Consider an example of the implementation of the claimed method of enzyme-linked immunosorbent assay for aflatoxin M1 in milk and dairy products (immunochromatographic analysis with sample preparation and concentration).

To determine aflatoxin M1, a 1 ml column was used in which a detecting immunolayer was placed, which was a mixture of a gel with grafted specific antibodies (for affinity purification and binding of the analyte) and a gel with blocked binding centers (for sample preparation). The gel was prepared on the basis of sepharose with CNBr activated groups, diluted with a 1: 3 solution of phosphate-buffered saline. The prepared gel (200-400 μl) was placed on a porous filter (frit) at the base of the column; another porous filter was placed on top of the immunoaffinity gel for column fixation.

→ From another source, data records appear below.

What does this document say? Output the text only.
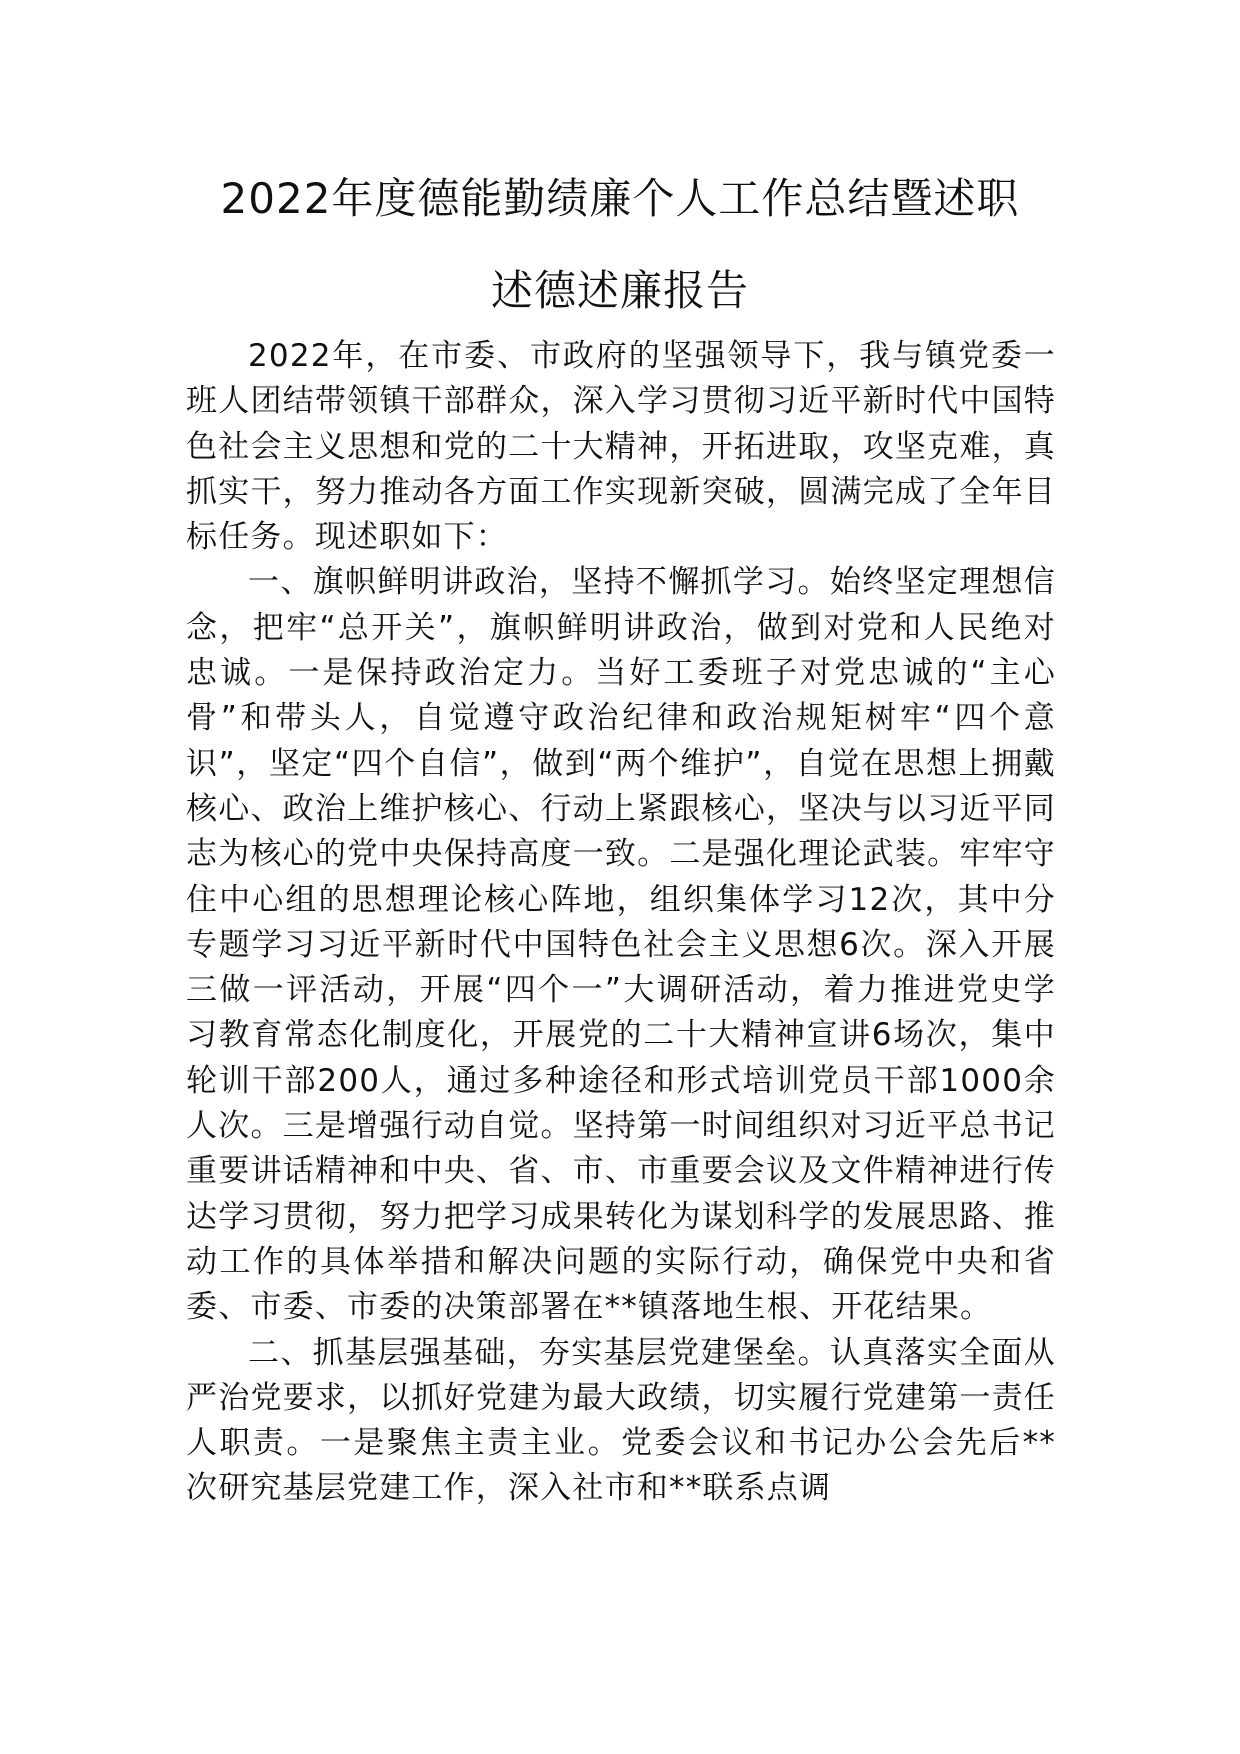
2022年度德能勤绩廉个人工作总结暨述职
述德述廉报告

2022年，在市委、市政府的坚强领导下，我与镇党委一班人团结带领镇干部群众，深入学习贯彻习近平新时代中国特色社会主义思想和党的二十大精神，开拓进取，攻坚克难，真抓实干，努力推动各方面工作实现新突破，圆满完成了全年目标任务。现述职如下：

一、旗帜鲜明讲政治，坚持不懈抓学习。始终坚定理想信念，把牢“总开关”，旗帜鲜明讲政治，做到对党和人民绝对忠诚。一是保持政治定力。当好工委班子对党忠诚的“主心骨”和带头人，自觉遵守政治纪律和政治规矩树牢“四个意识”，坚定“四个自信”，做到“两个维护”，自觉在思想上拥戴核心、政治上维护核心、行动上紧跟核心，坚决与以习近平同志为核心的党中央保持高度一致。二是强化理论武装。牢牢守住中心组的思想理论核心阵地，组织集体学习12次，其中分专题学习习近平新时代中国特色社会主义思想6次。深入开展三做一评活动，开展“四个一”大调研活动，着力推进党史学习教育常态化制度化，开展党的二十大精神宣讲6场次，集中轮训干部200人，通过多种途径和形式培训党员干部1000余人次。三是增强行动自觉。坚持第一时间组织对习近平总书记重要讲话精神和中央、省、市、市重要会议及文件精神进行传达学习贯彻，努力把学习成果转化为谋划科学的发展思路、推动工作的具体举措和解决问题的实际行动，确保党中央和省委、市委、市委的决策部署在**镇落地生根、开花结果。

二、抓基层强基础，夯实基层党建堡垒。认真落实全面从严治党要求，以抓好党建为最大政绩，切实履行党建第一责任人职责。一是聚焦主责主业。党委会议和书记办公会先后**次研究基层党建工作，深入社市和**联系点调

Sample preparation of whole, homogenized milk, lactic acid products consisted in the separation of fats by centrifugation for 5-10 minutes at 5000-10000 rpm. For analysis, a skimmed water portion was used. To determine the aliquot (10 ml) of the analyzed milk was passed through a column with immunoaffinity gel using a syringe, then the conjugate of the analyte with horseradish peroxidase. The conjugate was left in the column for 3-5 minutes, then the column was washed with 5-10 ml of phosphate-buffered saline with Tween 20. The last step in the determination was to add tetramethylbenzidine-based substrate to the column, after which a blue color developed over several minutes ( in the absence of aflatoxin M1 in the sample). In the presence of aflatoxin M1 above the detection limit, the immunoaffinity gel remains white. Color development was recorded visually. The absence of color during the selected time was interpreted as a positive sample (aflatoxin M1 concentration is above the maximum permissible). The development of blue color was interpreted as a negative sample (the concentration of aflatoxin M1 is below the maximum permissible).

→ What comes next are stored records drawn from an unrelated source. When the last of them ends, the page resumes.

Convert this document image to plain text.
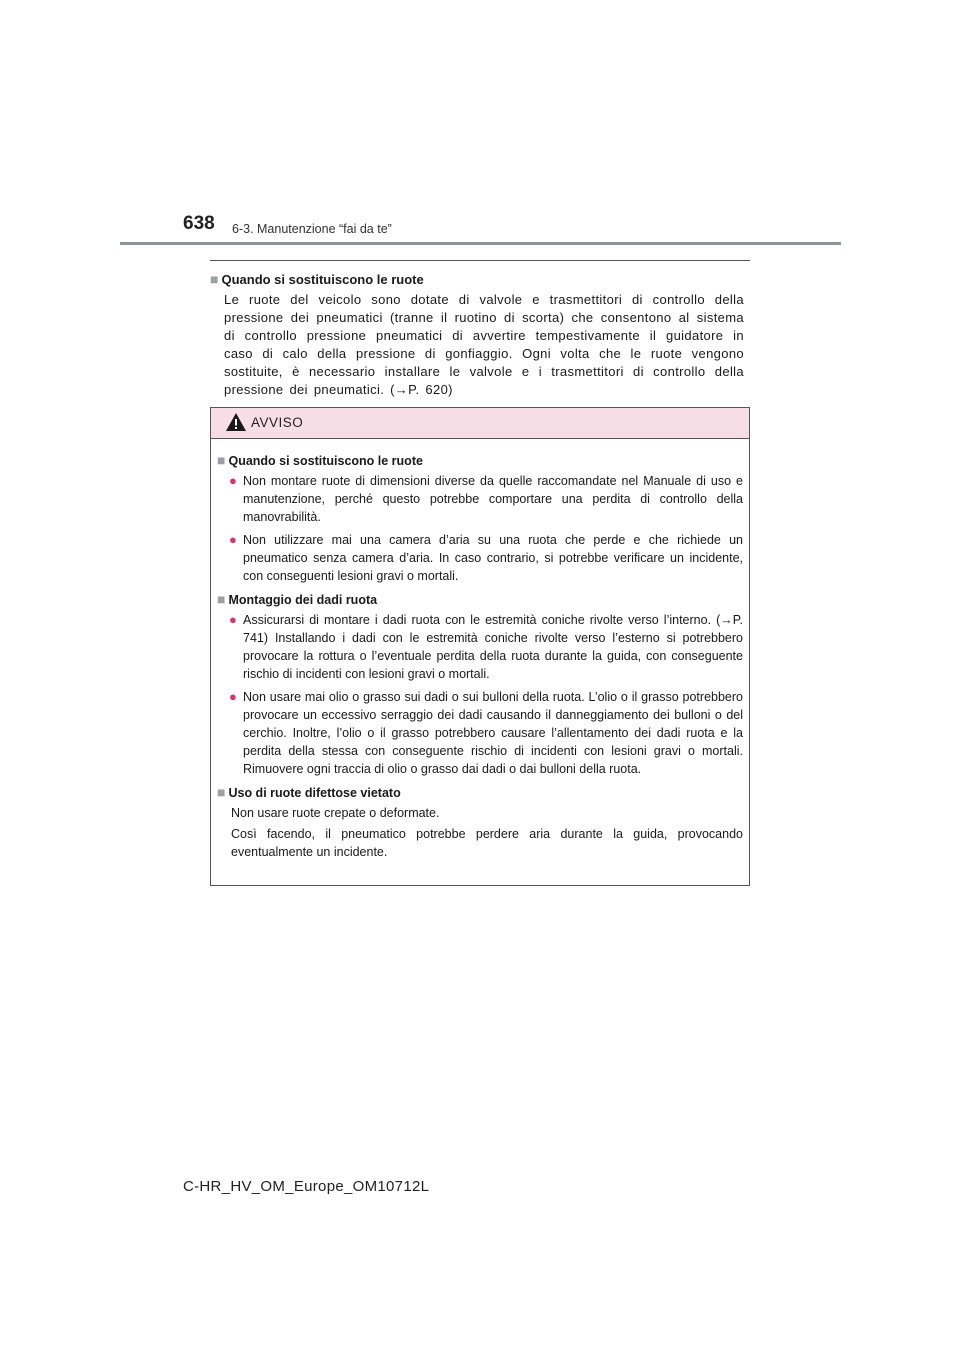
638 6-3. Manutenzione “fai da te”

■ Quando si sostituiscono le ruote

Le ruote del veicolo sono dotate di valvole e trasmettitori di controllo della pressione dei pneumatici (tranne il ruotino di scorta) che consentono al sistema di controllo pressione pneumatici di avvertire tempestivamente il guidatore in caso di calo della pressione di gonfiaggio. Ogni volta che le ruote vengono sostituite, è necessario installare le valvole e i trasmettitori di controllo della pressione dei pneumatici. (→P. 620)

AVVISO

■ Quando si sostituiscono le ruote

● Non montare ruote di dimensioni diverse da quelle raccomandate nel Manuale di uso e manutenzione, perché questo potrebbe comportare una perdita di controllo della manovrabilità.

● Non utilizzare mai una camera d’aria su una ruota che perde e che richiede un pneumatico senza camera d’aria. In caso contrario, si potrebbe verificare un incidente, con conseguenti lesioni gravi o mortali.

■ Montaggio dei dadi ruota

● Assicurarsi di montare i dadi ruota con le estremità coniche rivolte verso l’interno. (→P. 741) Installando i dadi con le estremità coniche rivolte verso l’esterno si potrebbero provocare la rottura o l’eventuale perdita della ruota durante la guida, con conseguente rischio di incidenti con lesioni gravi o mortali.

● Non usare mai olio o grasso sui dadi o sui bulloni della ruota. L’olio o il grasso potrebbero provocare un eccessivo serraggio dei dadi causando il danneggiamento dei bulloni o del cerchio. Inoltre, l’olio o il grasso potrebbero causare l’allentamento dei dadi ruota e la perdita della stessa con conseguente rischio di incidenti con lesioni gravi o mortali. Rimuovere ogni traccia di olio o grasso dai dadi o dai bulloni della ruota.

■ Uso di ruote difettose vietato

Non usare ruote crepate o deformate.

Così facendo, il pneumatico potrebbe perdere aria durante la guida, provocando eventualmente un incidente.

C-HR_HV_OM_Europe_OM10712L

Using this method allowed to achieve a sensitivity determination of aflatoxin M1 at the level of 0.05 ng / ml, which meets the requirements of the EU for food quality control.

Claims (1)

A method for determining the quality of milk and dairy products, characterized in that it includes immunoaffinity concentration and enzyme-linked immunosorbent assay of aflatoxin M1 in a sample in a gel volume with grafted antibodies by color when adding a substrate based on tetramethylbenzidine for a selected time, while at a concentration of aflatoxin M1 in the sample above the maximum allowable gel remains white, and at a concentration of aflatoxin M1 in the sample below the maximum allowable gel turns blue.